Unnamed: 0,Model,Best Score,Best Params
0,Linear,0.654386,{'poly_features__degree': 1}
1,Lasso,0.652426,"{'lasso__alpha': 0.01, 'poly_features__degree': 2}"
2,Ridge,0.662915,"{'poly_features__degree': 1, 'ridge__alpha': 10}"


Looking at the model above, we can see that the models all achieved a similar R-squared value of around '0.65'. This means that my best models can explain about 65% of the variance in the dependent variables. Note that real world models will never achieve a perfect 100% score, as real world data tends to have many inaccuracies and complicating factors that cannot be easily quantified. This score is fairly good by this metric, and any of these three models could be considered as viable models for regression.

Looking at the performance of the models, the linear model performed well with no polynomial features, and seemed to struggle to converge with the higher polynomial features. In fact, only the Lasso model found success with the polynomial features greater than 1. The Lasso model only successfully converged when the alpha was low, which is when the performance is most similar to Linear Regression. Most of the models did not converge with higher polynomial features and with higher alpha values, so future research should focus on low alphas and ignore large polynomial features. 

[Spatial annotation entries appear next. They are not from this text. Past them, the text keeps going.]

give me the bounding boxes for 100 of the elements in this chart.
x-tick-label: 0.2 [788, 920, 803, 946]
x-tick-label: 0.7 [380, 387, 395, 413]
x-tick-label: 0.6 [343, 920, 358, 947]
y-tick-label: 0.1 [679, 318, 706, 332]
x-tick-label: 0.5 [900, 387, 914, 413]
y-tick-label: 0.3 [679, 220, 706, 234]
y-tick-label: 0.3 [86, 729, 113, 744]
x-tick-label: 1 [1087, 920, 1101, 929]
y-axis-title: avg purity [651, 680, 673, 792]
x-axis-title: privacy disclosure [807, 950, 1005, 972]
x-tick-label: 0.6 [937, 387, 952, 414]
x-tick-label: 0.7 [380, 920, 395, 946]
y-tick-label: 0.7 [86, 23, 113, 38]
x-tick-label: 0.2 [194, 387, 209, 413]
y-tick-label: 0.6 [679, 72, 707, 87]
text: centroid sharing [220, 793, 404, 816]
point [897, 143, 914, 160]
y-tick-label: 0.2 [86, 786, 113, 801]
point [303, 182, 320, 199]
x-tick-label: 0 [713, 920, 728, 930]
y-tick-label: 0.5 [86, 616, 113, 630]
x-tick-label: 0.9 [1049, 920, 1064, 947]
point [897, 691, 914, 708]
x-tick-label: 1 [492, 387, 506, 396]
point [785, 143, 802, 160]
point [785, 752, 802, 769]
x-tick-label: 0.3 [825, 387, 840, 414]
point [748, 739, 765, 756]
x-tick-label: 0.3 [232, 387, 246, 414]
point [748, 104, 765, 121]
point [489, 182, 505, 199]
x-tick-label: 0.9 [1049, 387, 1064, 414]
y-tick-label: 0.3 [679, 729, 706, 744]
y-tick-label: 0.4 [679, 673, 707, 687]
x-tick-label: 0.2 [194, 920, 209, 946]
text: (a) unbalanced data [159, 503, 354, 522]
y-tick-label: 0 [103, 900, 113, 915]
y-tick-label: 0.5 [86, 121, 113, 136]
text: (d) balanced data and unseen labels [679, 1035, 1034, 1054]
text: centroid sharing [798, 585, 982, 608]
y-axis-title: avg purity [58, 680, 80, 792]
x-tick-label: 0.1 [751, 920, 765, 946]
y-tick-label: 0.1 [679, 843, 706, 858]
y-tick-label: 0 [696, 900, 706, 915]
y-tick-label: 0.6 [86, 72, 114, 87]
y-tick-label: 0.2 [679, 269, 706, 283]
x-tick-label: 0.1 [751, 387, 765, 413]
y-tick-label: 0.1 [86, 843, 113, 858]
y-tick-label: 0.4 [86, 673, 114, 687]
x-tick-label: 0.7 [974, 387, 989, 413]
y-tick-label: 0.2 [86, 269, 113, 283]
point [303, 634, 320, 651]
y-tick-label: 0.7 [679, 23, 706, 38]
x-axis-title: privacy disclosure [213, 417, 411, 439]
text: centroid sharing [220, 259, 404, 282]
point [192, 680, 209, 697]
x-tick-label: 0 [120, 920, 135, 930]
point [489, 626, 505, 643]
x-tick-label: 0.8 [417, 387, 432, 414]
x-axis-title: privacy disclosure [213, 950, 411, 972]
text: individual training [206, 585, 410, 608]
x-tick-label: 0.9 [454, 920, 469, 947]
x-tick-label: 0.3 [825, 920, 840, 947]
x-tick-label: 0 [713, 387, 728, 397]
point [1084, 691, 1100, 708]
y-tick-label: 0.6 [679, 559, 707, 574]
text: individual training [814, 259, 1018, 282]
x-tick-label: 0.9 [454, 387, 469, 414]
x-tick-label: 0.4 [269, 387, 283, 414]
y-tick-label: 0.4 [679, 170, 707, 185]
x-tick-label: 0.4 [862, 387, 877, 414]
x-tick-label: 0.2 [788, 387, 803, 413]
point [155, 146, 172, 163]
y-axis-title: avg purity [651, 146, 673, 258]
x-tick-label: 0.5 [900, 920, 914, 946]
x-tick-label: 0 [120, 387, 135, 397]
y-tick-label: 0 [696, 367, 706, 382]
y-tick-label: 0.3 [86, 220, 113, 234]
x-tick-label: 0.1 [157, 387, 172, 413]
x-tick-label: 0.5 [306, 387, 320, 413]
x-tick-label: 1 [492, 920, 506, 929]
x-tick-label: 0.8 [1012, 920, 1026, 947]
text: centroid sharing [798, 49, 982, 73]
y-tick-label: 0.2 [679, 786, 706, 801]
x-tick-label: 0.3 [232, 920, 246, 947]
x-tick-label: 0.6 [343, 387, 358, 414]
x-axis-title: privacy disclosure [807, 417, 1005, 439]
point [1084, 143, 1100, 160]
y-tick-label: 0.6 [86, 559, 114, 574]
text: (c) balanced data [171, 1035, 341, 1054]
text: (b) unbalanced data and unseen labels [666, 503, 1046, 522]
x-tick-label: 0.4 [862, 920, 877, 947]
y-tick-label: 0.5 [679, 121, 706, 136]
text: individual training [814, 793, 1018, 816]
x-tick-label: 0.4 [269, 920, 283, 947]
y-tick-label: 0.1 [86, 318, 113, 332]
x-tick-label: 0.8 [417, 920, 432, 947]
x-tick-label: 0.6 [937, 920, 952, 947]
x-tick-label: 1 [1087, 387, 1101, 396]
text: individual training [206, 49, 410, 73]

The performance of the models is not significantly different enough to warrant any model being strictly better than the others. Given the nature of 5-fold cross validation, there is a degree of randomness in these scores, and in fact running the models again may produce slightly different results. Since the performance of the models is comparable, I would recommend that the next criteria for judgement be the time to fit and tune the model. Looking closely at the results, the Ridge regression model had the lowest mean fit time and mean score time. The score of the ridge model is slightly higher than the others, so combining these factors, the Ridge model is the one I would recommend for future analysis.